Question

Figure given below shows a uniform disc of radius $8$ units. A hole of radius $4$ units has been cut out from left of its centre and is placed on the right of the centre of the disc. Find the $COM$ of the resulting shape.

• A. $(4,0)$
• B. $(2,0)$
• C. $(6,0)$
• D. $(3,0)$

Answer 1

The correct option is B $(2,0)$

Let mass of complete disc be $M$
Mass of cut out disc is $M_1=\frac{M}{\pi \times 8^2}\times \pi \times 4^2$
$\Rightarrow M_1=\frac{M}{4}$
Hence mass of the hole is $-M/4$ (negative mass for removed part)
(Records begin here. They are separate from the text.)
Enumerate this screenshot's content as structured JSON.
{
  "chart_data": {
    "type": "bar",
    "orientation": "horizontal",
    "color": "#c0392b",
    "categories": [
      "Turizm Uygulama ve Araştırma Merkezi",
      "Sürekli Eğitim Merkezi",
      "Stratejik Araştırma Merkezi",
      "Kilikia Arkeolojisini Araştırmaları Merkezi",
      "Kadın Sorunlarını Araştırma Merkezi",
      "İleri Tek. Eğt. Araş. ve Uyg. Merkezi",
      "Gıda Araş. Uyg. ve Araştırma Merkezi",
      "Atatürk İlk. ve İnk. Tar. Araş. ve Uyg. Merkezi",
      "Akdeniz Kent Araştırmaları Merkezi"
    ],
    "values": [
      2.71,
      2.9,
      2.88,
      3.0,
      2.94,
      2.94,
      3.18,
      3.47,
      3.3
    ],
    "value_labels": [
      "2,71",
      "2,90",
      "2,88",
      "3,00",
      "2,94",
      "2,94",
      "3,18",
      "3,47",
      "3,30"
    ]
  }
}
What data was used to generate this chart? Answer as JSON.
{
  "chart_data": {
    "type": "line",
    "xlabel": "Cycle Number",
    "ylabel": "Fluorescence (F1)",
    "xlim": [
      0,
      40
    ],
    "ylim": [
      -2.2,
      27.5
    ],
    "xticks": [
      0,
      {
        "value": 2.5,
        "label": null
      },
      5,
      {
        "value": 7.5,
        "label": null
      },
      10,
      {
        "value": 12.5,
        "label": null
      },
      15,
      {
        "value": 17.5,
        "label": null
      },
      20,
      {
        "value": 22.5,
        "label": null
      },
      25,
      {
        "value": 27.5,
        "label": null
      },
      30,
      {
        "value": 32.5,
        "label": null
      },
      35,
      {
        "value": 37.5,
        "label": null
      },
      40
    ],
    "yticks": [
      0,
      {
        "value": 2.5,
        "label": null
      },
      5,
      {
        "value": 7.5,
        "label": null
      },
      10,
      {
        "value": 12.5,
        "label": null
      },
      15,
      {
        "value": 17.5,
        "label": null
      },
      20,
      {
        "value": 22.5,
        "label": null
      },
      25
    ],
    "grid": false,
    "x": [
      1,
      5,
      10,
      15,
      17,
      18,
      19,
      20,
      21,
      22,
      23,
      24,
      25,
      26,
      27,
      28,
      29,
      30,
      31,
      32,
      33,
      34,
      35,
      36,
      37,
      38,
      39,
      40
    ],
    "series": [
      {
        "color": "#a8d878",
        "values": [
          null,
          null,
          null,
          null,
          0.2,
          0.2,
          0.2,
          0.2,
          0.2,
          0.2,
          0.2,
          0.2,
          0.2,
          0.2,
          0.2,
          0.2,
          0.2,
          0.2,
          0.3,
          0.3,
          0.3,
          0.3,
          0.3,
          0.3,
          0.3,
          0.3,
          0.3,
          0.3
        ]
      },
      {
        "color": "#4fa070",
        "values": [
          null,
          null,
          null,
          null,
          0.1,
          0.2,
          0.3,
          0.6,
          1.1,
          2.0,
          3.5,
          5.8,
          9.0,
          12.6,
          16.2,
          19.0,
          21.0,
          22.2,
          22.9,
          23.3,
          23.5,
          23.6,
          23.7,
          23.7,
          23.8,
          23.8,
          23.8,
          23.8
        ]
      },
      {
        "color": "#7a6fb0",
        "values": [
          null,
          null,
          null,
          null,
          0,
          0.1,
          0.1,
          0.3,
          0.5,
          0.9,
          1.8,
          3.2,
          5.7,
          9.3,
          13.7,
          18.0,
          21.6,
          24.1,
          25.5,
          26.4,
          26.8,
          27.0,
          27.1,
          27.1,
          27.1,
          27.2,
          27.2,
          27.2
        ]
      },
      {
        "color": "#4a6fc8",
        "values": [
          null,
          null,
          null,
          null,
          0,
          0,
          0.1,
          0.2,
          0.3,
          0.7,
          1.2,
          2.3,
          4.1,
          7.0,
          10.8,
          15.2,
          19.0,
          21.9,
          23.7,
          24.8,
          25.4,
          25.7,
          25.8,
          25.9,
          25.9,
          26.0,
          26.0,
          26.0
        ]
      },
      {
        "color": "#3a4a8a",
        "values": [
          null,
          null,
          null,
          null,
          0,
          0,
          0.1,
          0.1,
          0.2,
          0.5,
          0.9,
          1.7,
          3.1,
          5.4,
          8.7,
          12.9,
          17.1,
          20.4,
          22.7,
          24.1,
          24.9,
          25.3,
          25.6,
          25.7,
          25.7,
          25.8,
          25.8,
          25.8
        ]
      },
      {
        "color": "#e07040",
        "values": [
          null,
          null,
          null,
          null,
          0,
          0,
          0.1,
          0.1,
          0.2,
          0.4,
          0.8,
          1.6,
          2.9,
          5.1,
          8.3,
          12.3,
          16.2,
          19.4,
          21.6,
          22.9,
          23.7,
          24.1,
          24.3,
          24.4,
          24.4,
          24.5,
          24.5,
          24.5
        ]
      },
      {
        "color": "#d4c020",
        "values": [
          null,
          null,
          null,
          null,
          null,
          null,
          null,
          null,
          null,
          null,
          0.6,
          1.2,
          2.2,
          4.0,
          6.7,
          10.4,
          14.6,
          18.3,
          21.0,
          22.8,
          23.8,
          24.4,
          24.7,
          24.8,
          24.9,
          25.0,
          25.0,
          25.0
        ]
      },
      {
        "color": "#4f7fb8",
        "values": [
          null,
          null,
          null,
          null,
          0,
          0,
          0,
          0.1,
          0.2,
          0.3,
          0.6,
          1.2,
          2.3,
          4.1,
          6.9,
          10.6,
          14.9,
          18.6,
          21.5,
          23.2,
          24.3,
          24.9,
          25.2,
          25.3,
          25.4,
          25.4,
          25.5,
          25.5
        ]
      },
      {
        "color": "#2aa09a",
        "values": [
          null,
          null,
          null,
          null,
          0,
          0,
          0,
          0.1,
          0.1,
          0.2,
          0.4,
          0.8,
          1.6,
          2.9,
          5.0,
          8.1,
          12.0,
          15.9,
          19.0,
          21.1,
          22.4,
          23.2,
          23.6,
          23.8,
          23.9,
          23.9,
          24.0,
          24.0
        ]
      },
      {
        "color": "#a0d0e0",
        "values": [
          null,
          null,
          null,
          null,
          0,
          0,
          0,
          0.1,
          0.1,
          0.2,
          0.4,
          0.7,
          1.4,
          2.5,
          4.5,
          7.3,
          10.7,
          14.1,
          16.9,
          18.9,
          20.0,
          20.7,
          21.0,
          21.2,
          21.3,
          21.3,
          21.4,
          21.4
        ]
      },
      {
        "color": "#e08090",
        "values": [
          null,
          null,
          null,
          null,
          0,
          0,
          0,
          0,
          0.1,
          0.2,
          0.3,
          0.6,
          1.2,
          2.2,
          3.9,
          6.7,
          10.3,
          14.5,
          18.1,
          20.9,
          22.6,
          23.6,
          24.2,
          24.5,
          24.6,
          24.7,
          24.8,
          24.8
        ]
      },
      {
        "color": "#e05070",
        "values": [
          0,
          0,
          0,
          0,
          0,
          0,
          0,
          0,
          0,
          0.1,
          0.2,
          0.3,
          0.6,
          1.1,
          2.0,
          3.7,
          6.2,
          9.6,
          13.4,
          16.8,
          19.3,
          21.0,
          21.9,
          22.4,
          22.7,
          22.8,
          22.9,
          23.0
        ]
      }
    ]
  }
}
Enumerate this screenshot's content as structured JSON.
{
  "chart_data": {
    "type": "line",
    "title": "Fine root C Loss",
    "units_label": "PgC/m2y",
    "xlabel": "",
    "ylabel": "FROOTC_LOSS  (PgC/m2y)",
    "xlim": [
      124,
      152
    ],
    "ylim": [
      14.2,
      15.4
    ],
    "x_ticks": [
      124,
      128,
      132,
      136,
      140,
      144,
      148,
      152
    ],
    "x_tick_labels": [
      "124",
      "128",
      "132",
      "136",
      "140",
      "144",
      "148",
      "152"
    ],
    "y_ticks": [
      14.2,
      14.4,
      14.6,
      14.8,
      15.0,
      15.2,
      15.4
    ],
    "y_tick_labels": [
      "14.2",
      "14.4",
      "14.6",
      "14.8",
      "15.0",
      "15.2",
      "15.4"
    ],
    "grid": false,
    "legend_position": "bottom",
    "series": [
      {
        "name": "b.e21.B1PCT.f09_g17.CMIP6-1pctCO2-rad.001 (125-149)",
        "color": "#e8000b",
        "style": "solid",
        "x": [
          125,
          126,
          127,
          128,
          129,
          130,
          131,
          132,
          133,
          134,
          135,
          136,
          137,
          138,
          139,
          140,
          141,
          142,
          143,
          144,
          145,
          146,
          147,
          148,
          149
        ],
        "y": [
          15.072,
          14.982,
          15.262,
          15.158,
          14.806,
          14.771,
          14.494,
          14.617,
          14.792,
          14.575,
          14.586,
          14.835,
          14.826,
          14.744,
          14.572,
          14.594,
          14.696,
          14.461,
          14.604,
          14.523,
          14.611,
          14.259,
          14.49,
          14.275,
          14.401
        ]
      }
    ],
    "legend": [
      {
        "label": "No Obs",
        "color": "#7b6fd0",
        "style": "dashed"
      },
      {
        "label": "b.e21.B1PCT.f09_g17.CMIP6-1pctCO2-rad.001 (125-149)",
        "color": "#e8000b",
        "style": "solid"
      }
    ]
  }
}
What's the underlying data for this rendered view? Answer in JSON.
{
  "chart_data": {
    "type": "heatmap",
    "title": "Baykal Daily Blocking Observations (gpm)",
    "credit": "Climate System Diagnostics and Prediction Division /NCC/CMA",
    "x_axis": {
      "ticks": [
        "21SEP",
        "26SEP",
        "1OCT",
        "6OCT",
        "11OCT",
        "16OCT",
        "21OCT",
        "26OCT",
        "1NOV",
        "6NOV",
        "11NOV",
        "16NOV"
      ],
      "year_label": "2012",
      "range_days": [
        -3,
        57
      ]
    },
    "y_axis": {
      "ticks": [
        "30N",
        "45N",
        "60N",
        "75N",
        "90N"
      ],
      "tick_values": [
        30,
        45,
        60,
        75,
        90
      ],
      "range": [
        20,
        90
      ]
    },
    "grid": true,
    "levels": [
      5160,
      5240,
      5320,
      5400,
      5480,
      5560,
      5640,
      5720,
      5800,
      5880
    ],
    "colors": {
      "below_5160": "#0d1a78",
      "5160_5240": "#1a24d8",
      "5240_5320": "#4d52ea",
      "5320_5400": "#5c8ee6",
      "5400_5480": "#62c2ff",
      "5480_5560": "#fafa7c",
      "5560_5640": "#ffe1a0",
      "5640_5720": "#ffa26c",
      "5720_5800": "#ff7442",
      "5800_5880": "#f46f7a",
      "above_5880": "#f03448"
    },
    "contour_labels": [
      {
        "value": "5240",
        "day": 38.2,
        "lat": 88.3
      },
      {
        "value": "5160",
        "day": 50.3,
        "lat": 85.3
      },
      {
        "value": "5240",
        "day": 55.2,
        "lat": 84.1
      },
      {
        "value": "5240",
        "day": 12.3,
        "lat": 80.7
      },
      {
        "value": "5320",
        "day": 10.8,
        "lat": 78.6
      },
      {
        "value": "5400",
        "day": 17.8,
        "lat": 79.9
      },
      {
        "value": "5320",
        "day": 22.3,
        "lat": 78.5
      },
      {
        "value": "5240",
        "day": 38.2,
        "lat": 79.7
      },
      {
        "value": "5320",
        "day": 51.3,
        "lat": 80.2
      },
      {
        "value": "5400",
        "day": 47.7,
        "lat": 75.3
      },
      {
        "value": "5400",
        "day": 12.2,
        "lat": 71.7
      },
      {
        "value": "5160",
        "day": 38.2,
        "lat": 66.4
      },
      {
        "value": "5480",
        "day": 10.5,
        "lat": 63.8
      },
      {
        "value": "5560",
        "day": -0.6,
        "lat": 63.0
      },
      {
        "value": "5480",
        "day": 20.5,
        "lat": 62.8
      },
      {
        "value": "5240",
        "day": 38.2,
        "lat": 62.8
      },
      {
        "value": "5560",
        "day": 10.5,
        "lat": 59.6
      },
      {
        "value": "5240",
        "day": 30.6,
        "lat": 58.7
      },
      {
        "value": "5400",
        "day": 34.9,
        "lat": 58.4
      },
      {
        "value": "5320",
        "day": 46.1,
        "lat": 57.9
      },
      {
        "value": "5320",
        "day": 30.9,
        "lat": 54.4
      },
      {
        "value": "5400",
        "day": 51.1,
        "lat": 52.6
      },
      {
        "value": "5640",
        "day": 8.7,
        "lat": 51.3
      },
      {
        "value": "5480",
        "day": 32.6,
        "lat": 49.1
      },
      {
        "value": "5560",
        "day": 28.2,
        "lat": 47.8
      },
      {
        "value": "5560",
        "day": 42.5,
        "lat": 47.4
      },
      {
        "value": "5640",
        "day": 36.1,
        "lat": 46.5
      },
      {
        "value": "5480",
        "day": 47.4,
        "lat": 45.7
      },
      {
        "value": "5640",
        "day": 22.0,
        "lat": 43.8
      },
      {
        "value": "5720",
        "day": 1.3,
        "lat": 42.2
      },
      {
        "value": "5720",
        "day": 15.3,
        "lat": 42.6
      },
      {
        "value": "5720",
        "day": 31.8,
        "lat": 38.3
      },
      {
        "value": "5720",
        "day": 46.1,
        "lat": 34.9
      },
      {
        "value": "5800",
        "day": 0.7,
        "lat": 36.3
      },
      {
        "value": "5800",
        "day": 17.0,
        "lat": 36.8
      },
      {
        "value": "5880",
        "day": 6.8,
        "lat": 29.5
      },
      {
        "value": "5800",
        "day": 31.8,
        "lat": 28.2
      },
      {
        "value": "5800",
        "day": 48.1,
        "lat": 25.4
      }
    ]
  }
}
Coordinate of $COM$ of complete disc $\left(M\right)$ are $(0,0)$
Coordinates of $COM$ of hole $\left(M_1\right)$ are $(-4,0)$
Coordinates of $COM$ of disc $\left(M_2\right)$ which is placed on the right are $(4,0)$

Then, $COM$ of the system is given by
$X_{COM}=\frac{M{X}_1+M_2{X}_2-M_1{X}_1}{M+M_2-M_1}$
$=\frac{M\times 0+\left(M/4\right)\left(4\right)-\left(M/4\right)(-4)}{M+M/4-M/4}=\frac{2M}{M}$
$\Rightarrow X_{COM}=2$
and $Y_{COM}=0$ [as figure is symmetric about $x$-axis]

Therefore, the coordinates of $COM$ of the system are $(2,0)$